Step 2: setup how to organize the Staging Area files (and move to the Gallery)
It is not a good idea to directly upload to the gallery because out mobile devices usually take lots of crap photos that you do not want to store. That's why i use a staging folder. After the photos have been uploaded to the staging area, you will need to access it, sort the photos and move to the Gallery area. You don't need to do it often. I mostly do that after an event or an occasion where i take photos and want to organize them to place in the family photo memories.
You can always do so by mounting the photo folders on a local PC and use some photo manangement tools (like Digikam), but the highlight here is that you can as well do that over the web, even while on vacation or from your phone/tablet.
To do so, i created a dedicated shared folder accessible via browser (see File Server for more details) which uses Filebrowser, a neat web-browser.

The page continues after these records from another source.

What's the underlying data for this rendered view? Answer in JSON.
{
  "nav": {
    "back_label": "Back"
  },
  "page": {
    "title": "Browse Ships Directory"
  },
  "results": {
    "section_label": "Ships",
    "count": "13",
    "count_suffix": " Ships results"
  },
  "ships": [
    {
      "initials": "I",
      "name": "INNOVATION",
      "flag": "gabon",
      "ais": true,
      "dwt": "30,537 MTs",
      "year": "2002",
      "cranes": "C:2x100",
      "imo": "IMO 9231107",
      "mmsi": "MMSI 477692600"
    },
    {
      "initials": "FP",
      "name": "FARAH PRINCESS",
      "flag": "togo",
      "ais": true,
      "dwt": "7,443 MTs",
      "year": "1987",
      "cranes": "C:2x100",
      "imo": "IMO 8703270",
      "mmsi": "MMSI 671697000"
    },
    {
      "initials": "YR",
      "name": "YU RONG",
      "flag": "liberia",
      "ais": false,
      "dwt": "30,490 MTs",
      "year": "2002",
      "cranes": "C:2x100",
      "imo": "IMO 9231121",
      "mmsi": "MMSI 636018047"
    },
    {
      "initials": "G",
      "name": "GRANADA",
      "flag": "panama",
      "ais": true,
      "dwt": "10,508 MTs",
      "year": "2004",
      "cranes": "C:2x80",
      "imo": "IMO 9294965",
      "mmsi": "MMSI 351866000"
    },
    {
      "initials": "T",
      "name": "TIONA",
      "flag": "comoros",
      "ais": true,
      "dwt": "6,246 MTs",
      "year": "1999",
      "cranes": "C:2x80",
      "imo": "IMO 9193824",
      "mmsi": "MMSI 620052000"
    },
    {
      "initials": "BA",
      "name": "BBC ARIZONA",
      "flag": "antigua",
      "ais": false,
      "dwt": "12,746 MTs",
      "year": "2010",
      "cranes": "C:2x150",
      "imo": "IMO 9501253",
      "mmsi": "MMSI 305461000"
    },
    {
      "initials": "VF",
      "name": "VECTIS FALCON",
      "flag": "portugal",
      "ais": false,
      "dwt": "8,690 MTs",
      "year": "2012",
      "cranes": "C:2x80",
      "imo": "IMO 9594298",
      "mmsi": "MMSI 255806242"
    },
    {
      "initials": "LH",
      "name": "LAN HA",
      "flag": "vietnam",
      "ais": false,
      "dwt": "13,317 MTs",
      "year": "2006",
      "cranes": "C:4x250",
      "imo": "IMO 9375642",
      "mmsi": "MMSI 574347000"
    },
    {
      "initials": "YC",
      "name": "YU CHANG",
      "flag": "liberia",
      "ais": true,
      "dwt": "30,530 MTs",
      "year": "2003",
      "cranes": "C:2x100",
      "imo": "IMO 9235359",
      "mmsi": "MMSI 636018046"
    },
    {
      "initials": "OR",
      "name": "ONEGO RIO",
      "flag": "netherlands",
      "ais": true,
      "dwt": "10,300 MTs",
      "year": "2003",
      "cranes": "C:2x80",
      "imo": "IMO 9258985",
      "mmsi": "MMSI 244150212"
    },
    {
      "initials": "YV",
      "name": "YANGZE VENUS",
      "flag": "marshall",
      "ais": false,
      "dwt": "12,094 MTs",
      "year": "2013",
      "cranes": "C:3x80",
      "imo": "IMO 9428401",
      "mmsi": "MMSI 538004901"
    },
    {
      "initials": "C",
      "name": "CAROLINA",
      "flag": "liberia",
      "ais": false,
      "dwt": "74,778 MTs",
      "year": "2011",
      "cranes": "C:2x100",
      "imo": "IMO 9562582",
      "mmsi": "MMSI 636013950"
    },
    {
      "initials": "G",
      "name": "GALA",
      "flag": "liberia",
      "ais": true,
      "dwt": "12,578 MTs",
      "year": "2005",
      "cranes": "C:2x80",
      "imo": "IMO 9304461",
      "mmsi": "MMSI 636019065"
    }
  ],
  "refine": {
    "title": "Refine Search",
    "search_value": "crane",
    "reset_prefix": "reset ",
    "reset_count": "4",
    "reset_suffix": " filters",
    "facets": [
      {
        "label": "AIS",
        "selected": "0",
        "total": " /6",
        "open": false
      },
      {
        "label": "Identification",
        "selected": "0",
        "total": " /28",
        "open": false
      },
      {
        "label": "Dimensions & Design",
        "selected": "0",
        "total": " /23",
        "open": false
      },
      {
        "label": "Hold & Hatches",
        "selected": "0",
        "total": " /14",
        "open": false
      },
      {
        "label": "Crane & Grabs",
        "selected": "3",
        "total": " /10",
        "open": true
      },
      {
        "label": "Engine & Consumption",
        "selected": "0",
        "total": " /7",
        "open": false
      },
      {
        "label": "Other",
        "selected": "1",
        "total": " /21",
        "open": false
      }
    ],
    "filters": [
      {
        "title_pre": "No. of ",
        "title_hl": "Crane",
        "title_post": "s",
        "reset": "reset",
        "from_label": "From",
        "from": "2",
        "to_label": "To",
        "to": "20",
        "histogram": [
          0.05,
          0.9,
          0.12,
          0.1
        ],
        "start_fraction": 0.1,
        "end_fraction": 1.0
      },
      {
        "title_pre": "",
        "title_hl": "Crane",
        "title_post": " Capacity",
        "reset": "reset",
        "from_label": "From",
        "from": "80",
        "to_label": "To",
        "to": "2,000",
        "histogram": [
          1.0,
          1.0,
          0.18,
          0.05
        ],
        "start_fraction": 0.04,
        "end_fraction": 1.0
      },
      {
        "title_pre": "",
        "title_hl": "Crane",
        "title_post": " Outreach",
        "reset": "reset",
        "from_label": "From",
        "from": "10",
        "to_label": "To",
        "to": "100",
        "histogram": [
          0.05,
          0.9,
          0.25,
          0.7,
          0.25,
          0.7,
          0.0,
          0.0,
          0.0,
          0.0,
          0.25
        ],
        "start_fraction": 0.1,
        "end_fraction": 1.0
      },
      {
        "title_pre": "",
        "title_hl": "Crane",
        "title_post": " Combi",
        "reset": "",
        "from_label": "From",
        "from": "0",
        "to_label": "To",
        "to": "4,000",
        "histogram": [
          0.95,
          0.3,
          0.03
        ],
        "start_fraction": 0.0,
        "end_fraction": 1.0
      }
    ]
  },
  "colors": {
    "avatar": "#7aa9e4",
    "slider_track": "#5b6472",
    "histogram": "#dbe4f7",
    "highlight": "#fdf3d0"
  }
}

So i assume you create a share called photos, and this is the relevant config script under /etc/conf.d/iflebrowser.photos:
- filebrowser.photos
BASE_URL="/photos" DATABASE="/data/daemons/photos/filebrowser.db" DESCRIPTION="Photo web archive management" FOLDER="/data/Photos" USER="photos" GROUP="users" PORT=3006
Create the link and start / autostart the service:
ln -s /etc/init.d/filebrowser /etc/init.d/filebrowser.photos rc-update add filebrowser.photos default /etc/init.d/filebrowser.photos start
Don't forget to add the share to your NGINX reverse proxy as described in the dedicated file server page.
Step 3: setup the gallery
As i stated at the beginning there are many gallery tools out there. My pick is, at this time:
- PhotoView (install instructions here) is fast and natively show your album folders, can share photos and album publicly and much more.
Go ahead, install it!
Step 4: backup
Backing up your photos is a must. Nothing so far is a backup, so check Backup and setup the backup of your gallery area. You sohuld probably not backup the staging area as it might change too frequently. YMMV, decide for yourself.